Eye For Film >> Movies >> The Phantom Carriage (1921) Film Review
It is New Year's Eve, and a consumptive Salvation Army sister named Edit (Astrid Holm) sits up from her deathbed and mysteriously demands that one David Helm be sent for at once. Yet when the man (Victor Sjöström), a misanthropic and abusive alcoholic, is eventually found carousing by a cemetery, he spurns Edit's 11th-hour intervention on his behalf, refusing even to see her – and, as the clock strikes midnight, he is accidentally struck dead.
Not that death is the end – for in this ghostly morality tale, the first person to die in the New Year is doomed to drive the phantom carriage for the next annual cycle – a grisly, punishing existence reaping lost souls for the afterlife. Before handing over the reins, the incumbent driver Georges (Tore Svennberg) – a man once well known to David – takes his reluctant successor on a tour through time, showing him the error of his ways and the damage that his life of dissipation has wrought on other people, including David's brother (Einar Axelsson), wife (Hilda Borgström) and two young children – not to mention on pious Edit herself. At last, for the first time in years, David's conscience is pricked – but is it too late for him to redeem himself?
Victor Sjöström's silent horror The Phantom Carriage (Körkarlen) draws directly from the 1912 novel of the same name by Nobel Prize winner Selma Lagerlöf, while also channeling the spirit of Charles Dickens' 1843 novella A Christmas Carol. A deadly serious parable of irresistible temptation, moral despair and the possibility of change, Sjöström's film has been remade twice, as Julien Duvivier's La charette fantôme (1939) and Arne Mattsson's Körkarlen (1958), as well as clearly inspiring Frank Capra's It's A Wonderful Life (1946), whose cheery optimism it haunts like a dark doppelganger.
Without question, though, the filmmaker whose work has been most influenced by this classic is Sjöström's fellow Swede Ingmar Bergman, who would replay the film's encounters between 'hero' and Reaper in The Seventh Seal (1957), who would cast Sjöström himself as a man looking back over the emptiness of his life (and, in a dream sequence, meeting Death) in Wild Strawberries (1957), and who would dramatise a meeting between Sjöström and Lagerlöf to view some finished scenes from The Phantom Carriage in what was to be Bergman's penultimate film, the teleplay The Image Makers (2000). That Bergman, arguably one of the greatest filmmakers of all time, should have been so impressed by a film made when he was only three years old, attests to to the enduring impact and timeless universality of The Phantom Carriage.

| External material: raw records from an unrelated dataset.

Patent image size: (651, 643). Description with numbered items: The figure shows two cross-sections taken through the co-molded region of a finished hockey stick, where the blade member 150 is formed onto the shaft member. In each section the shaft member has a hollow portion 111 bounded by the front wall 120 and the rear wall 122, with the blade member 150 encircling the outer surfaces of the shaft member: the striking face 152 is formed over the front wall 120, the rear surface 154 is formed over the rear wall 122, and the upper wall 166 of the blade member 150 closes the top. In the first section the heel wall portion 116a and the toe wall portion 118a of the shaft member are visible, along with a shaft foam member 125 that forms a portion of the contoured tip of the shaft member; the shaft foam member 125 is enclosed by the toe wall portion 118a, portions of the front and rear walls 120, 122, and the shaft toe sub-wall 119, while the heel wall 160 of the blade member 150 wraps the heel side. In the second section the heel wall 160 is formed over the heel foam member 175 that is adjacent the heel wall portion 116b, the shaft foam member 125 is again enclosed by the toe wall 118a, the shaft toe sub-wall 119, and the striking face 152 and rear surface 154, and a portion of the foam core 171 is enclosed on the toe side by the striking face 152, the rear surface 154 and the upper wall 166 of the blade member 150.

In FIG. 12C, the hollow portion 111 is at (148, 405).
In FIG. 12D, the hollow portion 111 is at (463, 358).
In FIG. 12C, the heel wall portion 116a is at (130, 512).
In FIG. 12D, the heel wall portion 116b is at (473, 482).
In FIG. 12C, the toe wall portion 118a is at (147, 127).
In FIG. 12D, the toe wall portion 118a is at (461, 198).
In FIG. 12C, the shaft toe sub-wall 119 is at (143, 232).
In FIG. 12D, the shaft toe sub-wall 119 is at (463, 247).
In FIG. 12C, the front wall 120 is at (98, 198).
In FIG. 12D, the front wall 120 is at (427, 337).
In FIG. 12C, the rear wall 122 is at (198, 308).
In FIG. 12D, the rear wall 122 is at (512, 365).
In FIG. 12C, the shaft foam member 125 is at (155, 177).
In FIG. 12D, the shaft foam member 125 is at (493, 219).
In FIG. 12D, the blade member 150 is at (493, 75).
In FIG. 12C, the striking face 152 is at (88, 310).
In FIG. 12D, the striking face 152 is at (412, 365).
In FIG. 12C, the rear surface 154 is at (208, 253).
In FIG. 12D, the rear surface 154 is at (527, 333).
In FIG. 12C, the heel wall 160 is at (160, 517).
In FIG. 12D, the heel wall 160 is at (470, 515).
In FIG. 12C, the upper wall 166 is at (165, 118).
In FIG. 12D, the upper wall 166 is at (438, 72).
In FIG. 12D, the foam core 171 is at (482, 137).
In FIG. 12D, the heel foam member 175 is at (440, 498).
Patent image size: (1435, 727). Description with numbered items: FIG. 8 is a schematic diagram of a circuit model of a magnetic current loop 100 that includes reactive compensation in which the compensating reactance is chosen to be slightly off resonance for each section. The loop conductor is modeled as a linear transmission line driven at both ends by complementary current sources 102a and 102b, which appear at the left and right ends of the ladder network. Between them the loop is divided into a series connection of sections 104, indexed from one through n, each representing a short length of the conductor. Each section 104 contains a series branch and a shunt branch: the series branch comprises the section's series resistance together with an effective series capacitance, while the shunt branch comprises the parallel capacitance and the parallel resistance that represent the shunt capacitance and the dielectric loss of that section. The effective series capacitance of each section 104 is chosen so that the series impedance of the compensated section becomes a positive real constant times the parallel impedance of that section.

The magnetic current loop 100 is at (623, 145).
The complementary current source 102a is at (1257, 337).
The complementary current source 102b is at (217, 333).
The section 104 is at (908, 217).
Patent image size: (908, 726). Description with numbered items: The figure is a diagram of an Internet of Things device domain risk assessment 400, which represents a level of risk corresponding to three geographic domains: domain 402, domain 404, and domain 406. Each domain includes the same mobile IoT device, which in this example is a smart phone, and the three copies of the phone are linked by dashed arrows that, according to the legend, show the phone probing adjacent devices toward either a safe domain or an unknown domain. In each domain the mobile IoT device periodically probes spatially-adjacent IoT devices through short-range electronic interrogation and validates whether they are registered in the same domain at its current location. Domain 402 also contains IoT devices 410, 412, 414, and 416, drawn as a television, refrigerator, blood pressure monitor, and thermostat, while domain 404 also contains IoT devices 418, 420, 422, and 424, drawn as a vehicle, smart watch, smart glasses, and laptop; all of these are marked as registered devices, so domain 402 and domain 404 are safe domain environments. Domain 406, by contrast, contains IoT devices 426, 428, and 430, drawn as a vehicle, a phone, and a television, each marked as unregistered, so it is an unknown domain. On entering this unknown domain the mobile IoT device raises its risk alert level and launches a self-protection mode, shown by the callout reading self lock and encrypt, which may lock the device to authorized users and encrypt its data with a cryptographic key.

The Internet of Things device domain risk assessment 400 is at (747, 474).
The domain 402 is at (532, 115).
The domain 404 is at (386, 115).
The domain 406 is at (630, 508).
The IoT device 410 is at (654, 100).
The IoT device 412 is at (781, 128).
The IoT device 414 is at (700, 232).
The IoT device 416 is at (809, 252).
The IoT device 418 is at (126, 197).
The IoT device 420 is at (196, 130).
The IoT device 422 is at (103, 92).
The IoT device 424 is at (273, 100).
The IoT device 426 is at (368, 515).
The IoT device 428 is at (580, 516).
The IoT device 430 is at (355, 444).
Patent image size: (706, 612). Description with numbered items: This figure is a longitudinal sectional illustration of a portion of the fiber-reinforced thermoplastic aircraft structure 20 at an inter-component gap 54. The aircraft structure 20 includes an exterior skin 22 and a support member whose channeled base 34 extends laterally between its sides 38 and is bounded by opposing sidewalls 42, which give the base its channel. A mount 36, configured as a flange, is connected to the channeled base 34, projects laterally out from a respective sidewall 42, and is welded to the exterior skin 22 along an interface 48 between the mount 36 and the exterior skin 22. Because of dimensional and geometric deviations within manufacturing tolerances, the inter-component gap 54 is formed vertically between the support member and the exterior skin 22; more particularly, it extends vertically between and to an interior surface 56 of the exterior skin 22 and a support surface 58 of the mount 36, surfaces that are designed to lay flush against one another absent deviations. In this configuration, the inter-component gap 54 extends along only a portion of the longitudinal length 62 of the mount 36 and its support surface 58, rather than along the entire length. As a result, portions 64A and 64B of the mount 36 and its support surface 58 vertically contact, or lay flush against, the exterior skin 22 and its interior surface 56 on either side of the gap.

It would be all too easy to reduce The Phantom Carriage to a piece of propaganda for the temperance movement, but that would be to overlook its rather sophisticated suggestion that addiction might be as much a symptom as a cause of societal ills. It would be easy, too, to dismiss the film as a mere showcase for "special effects" – and certainly its use of double exposures and match cuts to create the illusion of phantom activity is most striking – but that would be to ignore altogether both its ethical convolutions and the complexity of its narrative, whose flashback-within-flashback structure expands the events of an hour or so into the events of several years. And it would be simplicity itself to ignore The Phantom Carriage as an unwanted ghost from a forgotten and (to today's tastes) rather clunky period of cinema, but the cast (led by Sjöström himself) put in performances much closer to modern realism than silent-era histrionics, while the crispness of Julius Jaenzon's cinematography can speak to any age.
What is more, Sjöström's film is not just an early horror, but an argument for the moral validity of cinema itself. For just as David's limbic carriage ride, whether supernatural reality or stupor-driven vision, reveals to him the value of turning over a new leaf, Sjöström's film has the same effect on the viewer. Here, it is cinema itself which is the phantom carriage, taking us on a journey that can divert, horrify and depress – but also enlighten and improve. The film may still bear some of the outmoded stylisations of the silent era, but its message survives the test of time and, as we learn along with the vice-ridden protagonist, never comes too late.